First things first: How do you say her name?


Bianca Andreescu (Canada) answers questions during a media conference after defeating Serena Williams (USA) in the womens final of the Rogers Cup tennis tournament at Aviva Centre.

Dan Hamilton-USA Today

Announcers and fans alike tend to mangle it, but in a video, Andreescu herself pronounces her surname Ann-dress-coo, with slight emphasis on the last syllable. Her parents, Maria Andreescu, a finance executive, and Nicu Andreescu, an engineer, are originally from Romania. The family lived there for a few years when she was a child, though Bianca was born in Canada.

She’s a hoot on a hot mic

Bianca Andreescu

Bianca Andreescu (left) tries to console Serena Williams (left) after she withdrew from the championship match during the Rogers Cup tennis tournament at Aviva Centre.

John E. Sokolowski-USA TODAY

At least in the context of the famously buttoned-up, crisply pressed sport of tennis, Andreescu has a tendency towards fresh language. When an ESPN reporter asked how she found her stride between sets, she said she knew she needed to get her “it” together, just barely stopping herself before uttering the preceding “sh.” She went on to say she “didn’t get too pissed” about having to deal with the hot weather. And in an exemplary display of sportsmanship last month, she embraced a tearful Serena Williams when the latter had to withdraw from the final of the Rogers Cup in Toronto, reassuring her, “You’re a f-cking beast.”

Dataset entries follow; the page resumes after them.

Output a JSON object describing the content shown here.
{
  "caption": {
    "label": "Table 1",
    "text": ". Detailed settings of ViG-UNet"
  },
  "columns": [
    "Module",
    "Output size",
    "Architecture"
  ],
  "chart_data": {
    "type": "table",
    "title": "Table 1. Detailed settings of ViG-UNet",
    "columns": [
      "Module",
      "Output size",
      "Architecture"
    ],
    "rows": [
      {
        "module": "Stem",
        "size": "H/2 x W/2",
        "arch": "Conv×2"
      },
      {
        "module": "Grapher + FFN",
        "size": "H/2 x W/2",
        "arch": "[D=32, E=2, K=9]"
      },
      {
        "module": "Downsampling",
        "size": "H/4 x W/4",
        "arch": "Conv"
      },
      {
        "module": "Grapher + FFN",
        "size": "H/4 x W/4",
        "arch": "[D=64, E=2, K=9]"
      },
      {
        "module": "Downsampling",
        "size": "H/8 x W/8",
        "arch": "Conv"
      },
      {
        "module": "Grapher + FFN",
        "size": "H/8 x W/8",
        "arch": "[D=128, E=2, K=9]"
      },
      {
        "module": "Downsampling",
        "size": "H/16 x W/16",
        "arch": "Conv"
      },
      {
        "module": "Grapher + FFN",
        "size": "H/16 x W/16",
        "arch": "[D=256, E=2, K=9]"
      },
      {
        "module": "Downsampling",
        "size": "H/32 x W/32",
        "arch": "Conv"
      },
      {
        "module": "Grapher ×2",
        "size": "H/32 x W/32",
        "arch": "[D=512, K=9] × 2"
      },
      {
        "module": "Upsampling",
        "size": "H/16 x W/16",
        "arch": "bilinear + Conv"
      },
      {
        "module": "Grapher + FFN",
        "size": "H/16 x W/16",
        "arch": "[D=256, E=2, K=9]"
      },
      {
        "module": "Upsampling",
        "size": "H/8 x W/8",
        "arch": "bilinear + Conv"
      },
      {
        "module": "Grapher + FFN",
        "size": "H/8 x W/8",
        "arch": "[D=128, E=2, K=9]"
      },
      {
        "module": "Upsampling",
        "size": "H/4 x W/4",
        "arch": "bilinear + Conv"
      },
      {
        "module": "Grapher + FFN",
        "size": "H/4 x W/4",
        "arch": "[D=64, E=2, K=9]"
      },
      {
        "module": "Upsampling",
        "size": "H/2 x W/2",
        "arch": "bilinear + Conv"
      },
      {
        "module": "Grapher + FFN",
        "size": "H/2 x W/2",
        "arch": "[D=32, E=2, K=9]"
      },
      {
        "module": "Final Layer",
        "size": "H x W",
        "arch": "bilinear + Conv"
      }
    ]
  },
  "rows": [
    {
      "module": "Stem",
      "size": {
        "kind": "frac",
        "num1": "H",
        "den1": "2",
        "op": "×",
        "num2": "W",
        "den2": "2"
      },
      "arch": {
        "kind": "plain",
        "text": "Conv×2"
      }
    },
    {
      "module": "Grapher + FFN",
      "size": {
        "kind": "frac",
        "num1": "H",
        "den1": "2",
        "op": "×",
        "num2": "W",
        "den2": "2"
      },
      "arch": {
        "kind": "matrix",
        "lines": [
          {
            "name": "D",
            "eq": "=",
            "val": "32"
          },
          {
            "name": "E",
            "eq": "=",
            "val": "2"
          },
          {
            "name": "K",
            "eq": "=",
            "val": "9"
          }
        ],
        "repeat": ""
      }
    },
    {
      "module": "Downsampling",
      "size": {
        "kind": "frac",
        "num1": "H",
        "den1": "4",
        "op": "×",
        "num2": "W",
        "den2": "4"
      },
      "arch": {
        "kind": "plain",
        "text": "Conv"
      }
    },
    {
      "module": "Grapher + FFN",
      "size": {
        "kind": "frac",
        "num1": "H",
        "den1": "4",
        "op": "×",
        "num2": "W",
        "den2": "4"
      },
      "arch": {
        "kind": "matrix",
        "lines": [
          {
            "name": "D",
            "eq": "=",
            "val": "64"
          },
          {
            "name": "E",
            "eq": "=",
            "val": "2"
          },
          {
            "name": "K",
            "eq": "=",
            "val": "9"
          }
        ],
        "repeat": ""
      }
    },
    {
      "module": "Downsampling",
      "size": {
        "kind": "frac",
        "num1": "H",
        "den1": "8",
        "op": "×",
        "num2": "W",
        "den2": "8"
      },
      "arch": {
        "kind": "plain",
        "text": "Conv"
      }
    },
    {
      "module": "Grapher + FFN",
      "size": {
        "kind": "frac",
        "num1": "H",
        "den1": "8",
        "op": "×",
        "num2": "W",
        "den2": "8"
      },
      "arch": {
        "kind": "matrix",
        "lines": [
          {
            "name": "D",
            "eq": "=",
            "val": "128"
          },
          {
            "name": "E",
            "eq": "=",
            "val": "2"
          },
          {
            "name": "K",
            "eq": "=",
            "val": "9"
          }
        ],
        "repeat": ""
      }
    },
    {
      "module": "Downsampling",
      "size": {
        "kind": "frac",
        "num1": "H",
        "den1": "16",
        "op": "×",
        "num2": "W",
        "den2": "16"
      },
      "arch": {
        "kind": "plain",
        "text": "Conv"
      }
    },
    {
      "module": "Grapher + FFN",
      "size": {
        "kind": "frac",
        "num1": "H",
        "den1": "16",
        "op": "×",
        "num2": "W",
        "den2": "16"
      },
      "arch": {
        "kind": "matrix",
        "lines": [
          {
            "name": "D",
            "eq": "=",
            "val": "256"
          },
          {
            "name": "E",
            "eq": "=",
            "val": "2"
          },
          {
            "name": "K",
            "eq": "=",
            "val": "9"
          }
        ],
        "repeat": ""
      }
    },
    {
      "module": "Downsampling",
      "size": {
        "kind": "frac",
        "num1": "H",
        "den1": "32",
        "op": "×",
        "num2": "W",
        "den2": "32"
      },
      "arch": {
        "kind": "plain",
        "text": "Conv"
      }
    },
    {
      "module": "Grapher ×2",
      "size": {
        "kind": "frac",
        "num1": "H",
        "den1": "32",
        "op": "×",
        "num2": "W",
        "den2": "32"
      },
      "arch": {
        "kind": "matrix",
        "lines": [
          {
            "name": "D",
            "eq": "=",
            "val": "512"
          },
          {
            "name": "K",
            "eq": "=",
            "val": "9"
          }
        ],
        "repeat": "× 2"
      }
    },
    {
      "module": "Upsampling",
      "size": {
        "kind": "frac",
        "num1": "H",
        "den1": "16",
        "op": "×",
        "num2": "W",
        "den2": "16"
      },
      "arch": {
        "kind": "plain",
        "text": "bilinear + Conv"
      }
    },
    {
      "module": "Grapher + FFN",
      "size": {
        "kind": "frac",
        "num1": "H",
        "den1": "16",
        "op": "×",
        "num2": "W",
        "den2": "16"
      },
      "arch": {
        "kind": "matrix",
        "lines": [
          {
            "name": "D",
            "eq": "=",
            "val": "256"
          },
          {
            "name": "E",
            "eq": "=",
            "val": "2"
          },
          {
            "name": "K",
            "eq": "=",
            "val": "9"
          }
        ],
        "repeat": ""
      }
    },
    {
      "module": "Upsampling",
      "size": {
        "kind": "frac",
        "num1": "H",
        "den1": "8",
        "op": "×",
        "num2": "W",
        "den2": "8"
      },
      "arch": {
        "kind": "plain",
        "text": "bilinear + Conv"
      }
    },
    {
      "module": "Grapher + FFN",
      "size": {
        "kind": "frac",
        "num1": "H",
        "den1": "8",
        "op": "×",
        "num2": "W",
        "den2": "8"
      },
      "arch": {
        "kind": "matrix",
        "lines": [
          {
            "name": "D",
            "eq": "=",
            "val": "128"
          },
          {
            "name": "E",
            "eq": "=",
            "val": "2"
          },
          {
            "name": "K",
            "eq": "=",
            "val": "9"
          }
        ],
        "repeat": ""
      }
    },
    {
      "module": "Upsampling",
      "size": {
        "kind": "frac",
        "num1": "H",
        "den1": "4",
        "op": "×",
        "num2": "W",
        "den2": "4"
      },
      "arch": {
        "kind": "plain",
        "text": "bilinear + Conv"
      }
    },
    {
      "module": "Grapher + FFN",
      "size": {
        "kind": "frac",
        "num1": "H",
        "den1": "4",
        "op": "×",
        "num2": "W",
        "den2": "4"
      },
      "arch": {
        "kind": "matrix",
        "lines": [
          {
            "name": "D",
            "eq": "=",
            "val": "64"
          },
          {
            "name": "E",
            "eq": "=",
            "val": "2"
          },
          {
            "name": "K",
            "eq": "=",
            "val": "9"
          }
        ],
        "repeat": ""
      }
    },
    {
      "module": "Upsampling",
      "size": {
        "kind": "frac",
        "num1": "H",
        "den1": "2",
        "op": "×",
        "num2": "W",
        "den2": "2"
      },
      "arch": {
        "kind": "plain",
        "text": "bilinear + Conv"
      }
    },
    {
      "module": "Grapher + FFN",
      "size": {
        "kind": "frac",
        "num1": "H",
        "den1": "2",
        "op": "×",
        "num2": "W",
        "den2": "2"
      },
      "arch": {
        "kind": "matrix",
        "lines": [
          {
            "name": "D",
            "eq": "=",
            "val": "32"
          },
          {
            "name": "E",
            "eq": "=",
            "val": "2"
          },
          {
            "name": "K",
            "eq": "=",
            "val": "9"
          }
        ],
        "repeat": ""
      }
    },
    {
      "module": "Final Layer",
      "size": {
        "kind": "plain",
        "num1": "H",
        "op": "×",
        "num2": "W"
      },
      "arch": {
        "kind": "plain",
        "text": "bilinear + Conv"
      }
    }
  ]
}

While Yves Boulais, tennis director of the Ontario Racquet Club, where Andreescu trains, said the young player could stand to “polish a little bit of her media appearance,” his 19-year-old daughter Isabelle Boulais thinks her honesty is awesome.

“She has a very open personality. Anything that she’s shown to the media is literally her,” said Isabelle, who has been friends with Andreescu for five years and trained alongside her at the club. Sure, she doesn’t conform to the standards of the sport “from, like, the 1800s,” said Isabelle, who now plays tennis for Ohio State University. “She just doesn’t hide anything — anything she’s feeling, anything that is going through her head, she’s showing it on-court, and I love it.”

She loves dogs

Bianca Andreescu

Maria Andreescu, mother of Bianca Andreescu (Canada) holds her daughter’s pet dog Coco, as she watches her daughter win the womens final of the Rogers Cup tennis tournament against Serena Williams (USA) at Aviva Centre.

Dan Hamilton-USA TODAY

Andreescu’s caramel-coloured, curly-haired dog, Coco, is her constant pint-sized companion, and often observes matches from her perch on Maria’s lap. Isabelle believes Coco came from Romania, where the Andreescus have a family member who rescues dogs, she said. She fondly remembers the first time her friend brought the pup to a tournament in Quebec, “showing her off like a proud mom.”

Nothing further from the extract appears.